Thanks a lot Madusudanan, Igor, Lutz and Jeff for your suggestions.
What I can confirm is that the UNION ideas runs extremely fast (don't
have access to the db right now to test the subquery idea, but will
check next week as I travel right now). Thanks again! :)
I was wondering: would it be possible for PostgreSQL to rewrite the
query to generate the UNION (or subquery plan if it's also fast) on it's
own?
Thanks,
Sven
On 22.09.2016 16:44, lfischer wrote:
Hi Sven
Why not do something like
SELECT * FROM big_table
WHERE
id in (SELECT big_table_id FROM table_a WHERE "table_a"."item_id"
IN (<handful of items>))
OR
id in (SELECT big_table_id FROM table_a WHERE "table_b"."item_id"
IN (<handful of items>))
that way you don't need the "distinct" and therefore there should be
less comparison going on.
Lutz
On 22/09/16 14:24, Sven R. Kunze wrote:
Hi pgsql-performance list,
what is the recommended way of doing **multiple-table-spanning joins
with ORs in the WHERE-clause**?
Until now, we've used the LEFT OUTER JOIN to filter big_table like so:
SELECT DISTINCT <fields of big_table>
FROM
"big_table"
LEFT OUTER JOIN "table_a" ON ("big_table"."id" =
"table_a"."big_table_id")
LEFT OUTER JOIN "table_b" ON ("big_table"."id" =
"table_b"."big_table_id")
WHERE
"table_a"."item_id" IN (<handful of items>)
OR
"table_b"."item_id" IN (<handful of items>);
However, this results in an awful slow plan (requiring to scan the
complete big_table which obviously isn't optimal).

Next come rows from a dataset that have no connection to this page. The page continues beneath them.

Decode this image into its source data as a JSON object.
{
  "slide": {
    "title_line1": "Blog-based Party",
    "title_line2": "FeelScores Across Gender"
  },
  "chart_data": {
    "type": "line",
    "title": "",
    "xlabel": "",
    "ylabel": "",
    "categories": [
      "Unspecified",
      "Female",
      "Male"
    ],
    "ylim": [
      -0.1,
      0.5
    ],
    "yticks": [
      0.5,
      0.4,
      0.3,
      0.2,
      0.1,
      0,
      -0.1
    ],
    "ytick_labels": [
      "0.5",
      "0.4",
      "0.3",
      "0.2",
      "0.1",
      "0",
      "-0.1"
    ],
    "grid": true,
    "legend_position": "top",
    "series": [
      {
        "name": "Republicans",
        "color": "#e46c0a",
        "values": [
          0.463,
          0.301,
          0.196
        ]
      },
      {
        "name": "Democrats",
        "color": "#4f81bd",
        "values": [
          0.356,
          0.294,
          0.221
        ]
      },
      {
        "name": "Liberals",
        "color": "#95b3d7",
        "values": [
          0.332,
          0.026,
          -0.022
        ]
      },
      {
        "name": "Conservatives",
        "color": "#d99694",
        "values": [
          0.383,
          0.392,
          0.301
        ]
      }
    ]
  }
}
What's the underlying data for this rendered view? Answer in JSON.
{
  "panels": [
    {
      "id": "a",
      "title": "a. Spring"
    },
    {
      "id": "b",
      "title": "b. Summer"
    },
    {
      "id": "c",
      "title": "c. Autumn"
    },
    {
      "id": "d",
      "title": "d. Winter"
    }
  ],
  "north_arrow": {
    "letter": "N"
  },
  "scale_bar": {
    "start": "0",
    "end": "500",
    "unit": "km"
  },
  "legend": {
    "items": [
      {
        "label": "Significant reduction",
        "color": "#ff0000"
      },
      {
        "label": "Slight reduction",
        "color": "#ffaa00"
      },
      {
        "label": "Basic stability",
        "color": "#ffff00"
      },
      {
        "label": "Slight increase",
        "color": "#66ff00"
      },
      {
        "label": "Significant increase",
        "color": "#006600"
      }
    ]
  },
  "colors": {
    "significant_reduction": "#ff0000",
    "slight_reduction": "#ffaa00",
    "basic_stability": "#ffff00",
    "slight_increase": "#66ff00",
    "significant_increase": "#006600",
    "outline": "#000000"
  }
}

So, we decided (at least for now) to split up the query into two
separate ones and merge/de-duplicate the result with application logic:
SELECT <fields of big_table>
FROM
"big_table" INNER JOIN "table_a" ON ("big_table"."id" =
"table_a"."big_table_id")
WHERE
"table_a"."item_id" IN (<handful of items>);
SELECT <fields of big_table>
FROM
"big_table" INNER JOIN "table_b" ON ("big_table"."id" =
"table_b"."big_table_id")
WHERE
"table_b"."item_id" IN (<handful of items>);
As you can imagine we would be very glad to solve this issue with a
single query and without having to re-code existing logic of
PostgreSQL. But how?
Best,
Sven
PS: if you require EXPLAIN ANALYZE, I can post them as well.